Isto não acontece no resto da Europa. Na Holanda, por exemplo, governa um partido que se assume como liberal e na Dinamarca, o maior partido do país assume-se como liberal, nomeadamente o Venstre. Mas será possível dar exemplos concretos das diferenças entre políticas socialistas e liberais? Há 30 anos atrás, Portugal e Irlanda estavam sensivelmente no mesmo patamar em relação à riqueza por habitante. Em 1995, a receita (fiscal e contribuições sociais) cobrada pelo Estado Português era de 36,2% do PIB. Em 2016 foi de sensivelmente 43% do PIB (impostos sempre a subir). Na Irlanda, no mesmo período, caiu de 36,0% para 31,1%, (impostos a descer). A despesa total do Estado Português em 1995 era de 42,6%. Em 2016 foi de 46,6%. Os números comparáveis para a Irlanda são 40,8% e 32,4%. E a dívida pública? Em Portugal, era de 58,3% em 1995 e em 2016 estava nos 126% (hoje já vai acima dos 130% do PIB). Na Irlanda também subiu, mas de 78,5% para 89,1%. Isto explica tudo? Não, mas explica muita coisa. Em 1995 em Portugal vencia o Guterres e o nosso país nos últimos 26 anos foi governado sensivelmente 21 anos pela esquerda.
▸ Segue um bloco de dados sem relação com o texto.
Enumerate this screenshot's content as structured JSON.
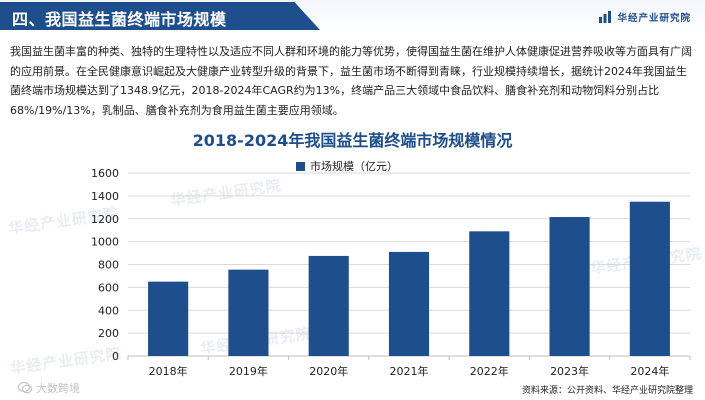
{
  "header": {
    "title": "四、我国益生菌终端市场规模",
    "brand": "华经产业研究院",
    "brand_logo_icon": "bar-logo-icon"
  },
  "intro_text": "我国益生菌丰富的种类、独特的生理特性以及适应不同人群和环境的能力等优势，使得国益生菌在维护人体健康促进营养吸收等方面具有广阔的应用前景。在全民健康意识崛起及大健康产业转型升级的背景下，益生菌市场不断得到青睐，行业规模持续增长，据统计2024年我国益生菌终端市场规模达到了1348.9亿元，2018-2024年CAGR约为13%，终端产品三大领域中食品饮料、膳食补充剂和动物饲料分别占比68%/19%/13%，乳制品、膳食补充剂为食用益生菌主要应用领域。",
  "source": "资料来源：公开资料、华经产业研究院整理",
  "corner_watermark": "大数跨境",
  "colors": {
    "accent": "#1f4e8c",
    "bar": "#1f4e8c",
    "grid": "#d9d9d9",
    "text": "#222222"
  },
  "chart_data": {
    "type": "bar",
    "title": "2018-2024年我国益生菌终端市场规模情况",
    "categories": [
      "2018年",
      "2019年",
      "2020年",
      "2021年",
      "2022年",
      "2023年",
      "2024年"
    ],
    "series": [
      {
        "name": "市场规模（亿元）",
        "values": [
          650,
          755,
          875,
          910,
          1090,
          1215,
          1348.9
        ]
      }
    ],
    "ylim": [
      0,
      1600
    ],
    "yticks": [
      0,
      200,
      400,
      600,
      800,
      1000,
      1200,
      1400,
      1600
    ],
    "xlabel": "",
    "ylabel": "",
    "grid": true,
    "legend": "top-center"
  }
}
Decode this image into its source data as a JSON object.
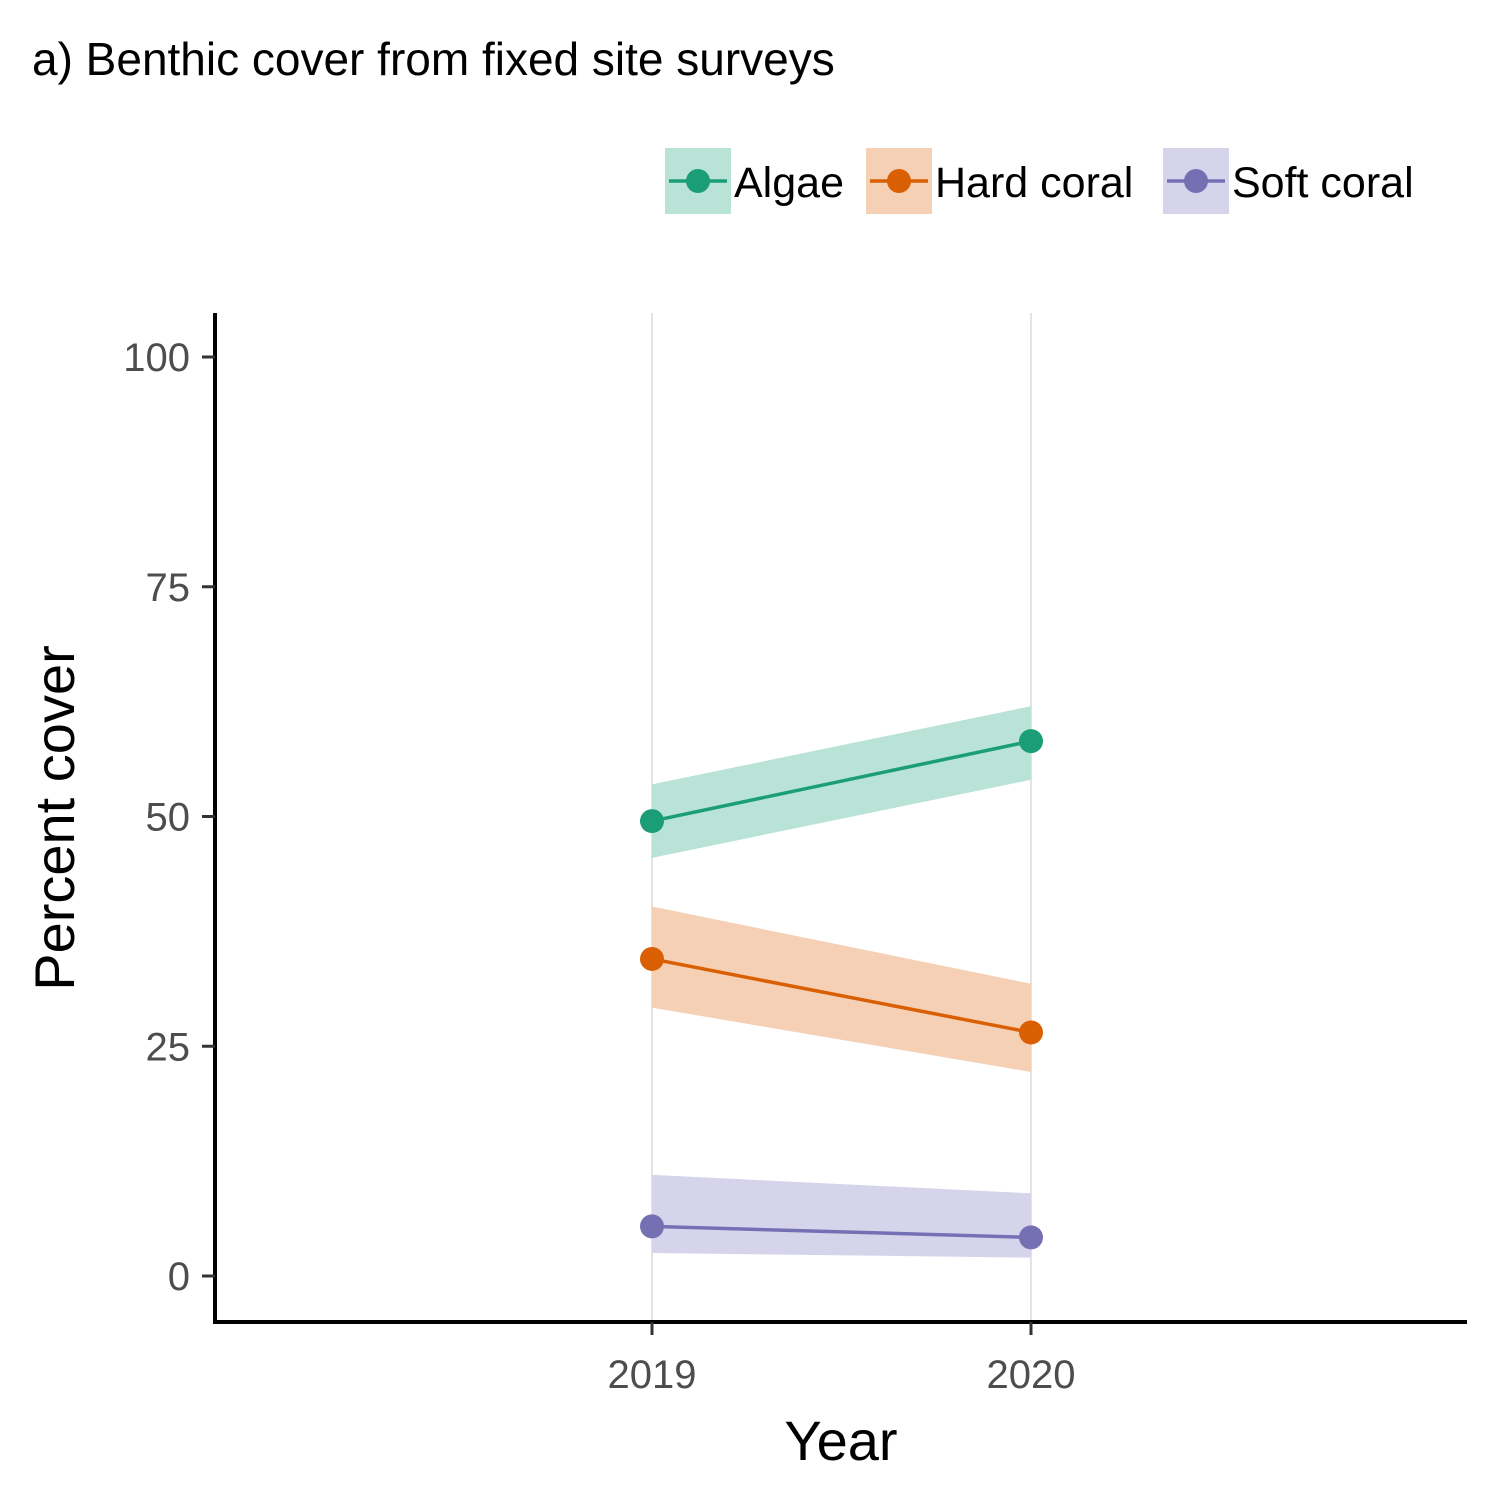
{
  "chart_data": {
    "type": "line",
    "title": "a) Benthic cover from fixed site surveys",
    "xlabel": "Year",
    "ylabel": "Percent cover",
    "x": [
      2019,
      2020
    ],
    "x_tick_labels": [
      "2019",
      "2020"
    ],
    "y_ticks": [
      0,
      25,
      50,
      75,
      100
    ],
    "y_tick_labels": [
      "0",
      "25",
      "50",
      "75",
      "100"
    ],
    "ylim": [
      -5,
      105
    ],
    "grid": "vertical major lines at x ticks",
    "legend_position": "top-right",
    "series": [
      {
        "name": "Algae",
        "color": "#1b9e77",
        "ribbon_color": "#b9e3d6",
        "values": [
          49.5,
          58.2
        ],
        "lower": [
          45.5,
          54.0
        ],
        "upper": [
          53.5,
          62.0
        ]
      },
      {
        "name": "Hard coral",
        "color": "#d95f02",
        "ribbon_color": "#f5d0b5",
        "values": [
          34.5,
          26.5
        ],
        "lower": [
          29.2,
          22.2
        ],
        "upper": [
          40.2,
          31.8
        ]
      },
      {
        "name": "Soft coral",
        "color": "#7570b3",
        "ribbon_color": "#d6d4ea",
        "values": [
          5.4,
          4.2
        ],
        "lower": [
          2.5,
          2.0
        ],
        "upper": [
          11.0,
          9.0
        ]
      }
    ]
  }
}
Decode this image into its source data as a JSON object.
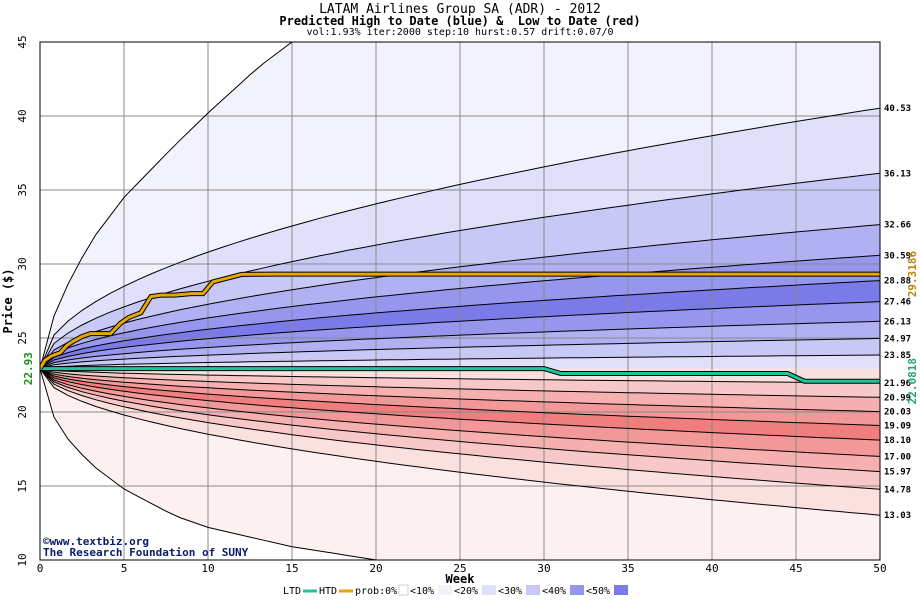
{
  "chart_data": {
    "type": "area",
    "title": "LATAM Airlines Group SA (ADR) - 2012",
    "subtitle": "Predicted High to Date (blue) &  Low to Date (red)",
    "params": "vol:1.93% iter:2000 step:10 hurst:0.57 drift:0.07/0",
    "xlabel": "Week",
    "ylabel": "Price ($)",
    "xlim": [
      0,
      50
    ],
    "ylim": [
      10,
      45
    ],
    "x_ticks": [
      0,
      5,
      10,
      15,
      20,
      25,
      30,
      35,
      40,
      45,
      50
    ],
    "y_ticks": [
      10,
      15,
      20,
      25,
      30,
      35,
      40,
      45
    ],
    "grid": true,
    "start_price": 22.93,
    "start_price_label": "22.93",
    "htd_final_label": "29.3186",
    "ltd_final_label": "22.0818",
    "band_colors": {
      "blue": [
        "#f2f2fd",
        "#e0e0fa",
        "#c8c8f6",
        "#b0b0f2",
        "#9696ee",
        "#7a7ae8"
      ],
      "red": [
        "#fdf0f0",
        "#fbe0e0",
        "#f8c8c8",
        "#f6b0b0",
        "#f39898",
        "#f07e7e"
      ]
    },
    "line_colors": {
      "htd": "#e6a800",
      "ltd": "#1fc49b",
      "outer": "#000000"
    },
    "upper_quantiles": [
      {
        "label": "50%",
        "end": 40.53,
        "printed": "40.53"
      },
      {
        "label": "",
        "end": 36.13,
        "printed": "36.13"
      },
      {
        "label": "",
        "end": 32.66,
        "printed": "32.66"
      },
      {
        "label": "",
        "end": 30.59,
        "printed": "30.59"
      },
      {
        "label": "",
        "end": 28.88,
        "printed": "28.88"
      },
      {
        "label": "",
        "end": 27.46,
        "printed": "27.46"
      },
      {
        "label": "",
        "end": 26.13,
        "printed": "26.13"
      },
      {
        "label": "",
        "end": 24.97,
        "printed": "24.97"
      },
      {
        "label": "",
        "end": 23.85,
        "printed": "23.85"
      }
    ],
    "lower_quantiles": [
      {
        "end": 21.96,
        "printed": "21.96"
      },
      {
        "end": 20.99,
        "printed": "20.99"
      },
      {
        "end": 20.03,
        "printed": "20.03"
      },
      {
        "end": 19.09,
        "printed": "19.09"
      },
      {
        "end": 18.1,
        "printed": "18.10"
      },
      {
        "end": 17.0,
        "printed": "17.00"
      },
      {
        "end": 15.97,
        "printed": "15.97"
      },
      {
        "end": 14.78,
        "printed": "14.78"
      },
      {
        "end": 13.03,
        "printed": "13.03"
      }
    ],
    "outer_upper": {
      "x": [
        0,
        1,
        3,
        5,
        8,
        10,
        13,
        15
      ],
      "y": [
        22.93,
        27.2,
        31.5,
        34.5,
        38.0,
        40.2,
        43.3,
        45
      ]
    },
    "outer_lower": {
      "x": [
        0,
        1,
        3,
        5,
        8,
        10,
        15,
        20
      ],
      "y": [
        22.93,
        19.0,
        16.5,
        14.8,
        13.0,
        12.2,
        10.9,
        10.0
      ]
    },
    "htd_series": {
      "x": [
        0,
        0.3,
        0.7,
        1.2,
        1.6,
        2.0,
        2.5,
        3.0,
        3.5,
        4.2,
        4.8,
        5.3,
        6.0,
        6.6,
        7.2,
        8.0,
        9.0,
        9.7,
        10.3,
        11.0,
        12.0,
        14.0,
        20.0,
        30.0,
        40.0,
        50.0
      ],
      "y": [
        22.93,
        23.5,
        23.8,
        24.0,
        24.5,
        24.8,
        25.1,
        25.3,
        25.3,
        25.3,
        26.0,
        26.4,
        26.7,
        27.8,
        27.9,
        27.9,
        28.0,
        28.0,
        28.8,
        29.0,
        29.3,
        29.32,
        29.32,
        29.32,
        29.32,
        29.32
      ]
    },
    "ltd_series": {
      "x": [
        0,
        5,
        10,
        20,
        30,
        31,
        35,
        40,
        44.5,
        45.5,
        50
      ],
      "y": [
        22.93,
        22.93,
        22.93,
        22.93,
        22.93,
        22.6,
        22.6,
        22.6,
        22.6,
        22.08,
        22.08
      ]
    },
    "watermark": {
      "line1": "©www.textbiz.org",
      "line2": "The Research Foundation of SUNY"
    },
    "legend": {
      "ltd": "LTD",
      "htd": "HTD",
      "prob": "prob:0%",
      "items": [
        "<10%",
        "<20%",
        "<30%",
        "<40%",
        "<50%"
      ],
      "swatch_colors": [
        "#ffffff",
        "#f2f2fd",
        "#e0e0fa",
        "#c8c8f6",
        "#9696ee",
        "#7a7ae8"
      ]
    }
  }
}
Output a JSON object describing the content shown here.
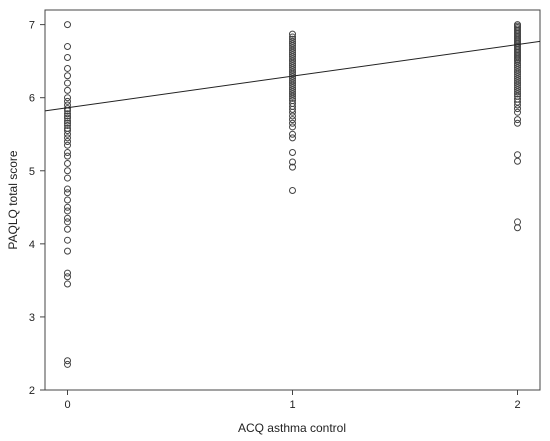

Por outro lado, em 1995 na Irlanda optava-se por seguir políticas liberais e hoje a riqueza por cidadão na Irlanda é quase 4 vezes superior à portuguesa.
Curiosamente, países com maior liberdade económica são tendencialmente, países que oferecem melhores condições de vida. Mas em concreto, o que podem fazer as políticas liberais pelo nosso país?
Deixo alguns exemplos:
– Diminuir as limitações relativas à liberdade política: sistema eleitoral desproporcional que favorece os incumbentes, sistema de financiamento dos partidos que favorece os incumbentes, inexistência de mecanismos da participação do cidadão, bloqueios a plataformas independentes, bloqueios ao escrutínio do governo, captura da administração pública pelos incumbentes, centralização das competências do estado, etc.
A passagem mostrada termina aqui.